Interesting how many comparisons in MSDN sample...

public static double Median(this IEnumerable<double> source) {
        if (source.Count() == 0)  throw new InvalidOperationException("Cannot compute median for an empty set.");

        var sortedList = from number in source
                         orderby number
                         select number;

        int itemIndex = (int)sortedList.Count() / 2;

        if (sortedList.Count() % 2 == 0) {
            // Even number of items.
            return (sortedList.ElementAt(itemIndex) + sortedList.ElementAt(itemIndex - 1)) / 2; } else {
            // Odd number of items.
            return sortedList.ElementAt(itemIndex); }
    }

Answer 7

For completeness, the question is a specific case of a sorting network, which Knuth (Art of Computer Programming, vol 3) covers in great detail.
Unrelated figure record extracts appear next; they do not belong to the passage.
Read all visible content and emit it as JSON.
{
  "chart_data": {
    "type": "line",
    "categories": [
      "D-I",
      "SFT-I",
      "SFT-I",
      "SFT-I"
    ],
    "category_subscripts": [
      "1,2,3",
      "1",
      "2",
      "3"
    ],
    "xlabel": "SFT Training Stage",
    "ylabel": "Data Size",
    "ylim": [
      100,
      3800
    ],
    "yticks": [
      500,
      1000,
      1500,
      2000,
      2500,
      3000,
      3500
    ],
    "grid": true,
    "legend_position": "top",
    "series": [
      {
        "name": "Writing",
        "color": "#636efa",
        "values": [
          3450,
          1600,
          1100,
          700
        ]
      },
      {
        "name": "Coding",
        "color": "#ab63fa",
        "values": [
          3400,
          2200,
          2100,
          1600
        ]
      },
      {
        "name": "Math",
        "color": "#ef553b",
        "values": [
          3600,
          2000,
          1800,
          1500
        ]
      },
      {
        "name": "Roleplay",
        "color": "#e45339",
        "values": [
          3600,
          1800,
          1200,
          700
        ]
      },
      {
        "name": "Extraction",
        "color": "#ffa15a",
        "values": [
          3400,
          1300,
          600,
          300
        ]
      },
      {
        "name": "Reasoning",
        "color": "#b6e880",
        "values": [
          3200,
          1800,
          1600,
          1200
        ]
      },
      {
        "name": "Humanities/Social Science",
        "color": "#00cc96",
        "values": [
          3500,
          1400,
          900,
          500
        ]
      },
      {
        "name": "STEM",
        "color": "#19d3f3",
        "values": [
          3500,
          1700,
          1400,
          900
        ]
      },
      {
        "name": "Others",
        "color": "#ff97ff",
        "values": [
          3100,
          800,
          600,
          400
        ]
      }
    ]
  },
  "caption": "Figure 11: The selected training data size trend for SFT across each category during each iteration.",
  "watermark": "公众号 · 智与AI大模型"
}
The classic paper by K.E. Batcher on the subject is brief and worth reading.

Answer 8

I found this post interesting and as an exercise I created this which ONLY does 6 comparisons and NOTHING else:

static double MedianOfFive(double a, double b, double c, double d, double e)
{
    return b < a ? d < c ? b < d ? a < e ? a < d ? e < d ? e : d
                                                 : c < a ? c : a
                                         : e < d ? a < d ? a : d
                                                 : c < e ? c : e
                                 : c < e ? b < c ? a < c ? a : c
                                                 : e < b ? e : b
                                         : b < e ? a < e ? a : e
                                                 : c < b ? c : b
                         : b < c ? a < e ? a < c ? e < c ? e : c
                                                 : d < a ? d : a
                                         : e < c ? a < c ? a : c
                                                 : d < e ? d : e
                                 : d < e ? b < d ? a < d ? a : d
                                                 : e < b ? e : b
                                         : b < e ? a < e ? a : e
                                                 : d < b ? d : b
                 : d < c ? a < d ? b < e ? b < d ? e < d ? e : d
                                                 : c < b ? c : b
                                         : e < d ? b < d ? b : d
                                                 : c < e ? c : e
                                 : c < e ? a < c ? b < c ? b : c
                                                 : e < a ? e : a
                                         : a < e ? b < e ? b : e
                                                 : c < a ? c : a
                         : a < c ? b < e ? b < c ? e < c ? e : c
                                                 : d < b ? d : b
                                         : e < c ? b < c ? b : c
                                                 : d < e ? d : e
                                 : d < e ? a < d ? b < d ? b : d
                                                 : e < a ? e : a
                                         : a < e ? b < e ? b : e
                                                 : d < a ? d : a;
}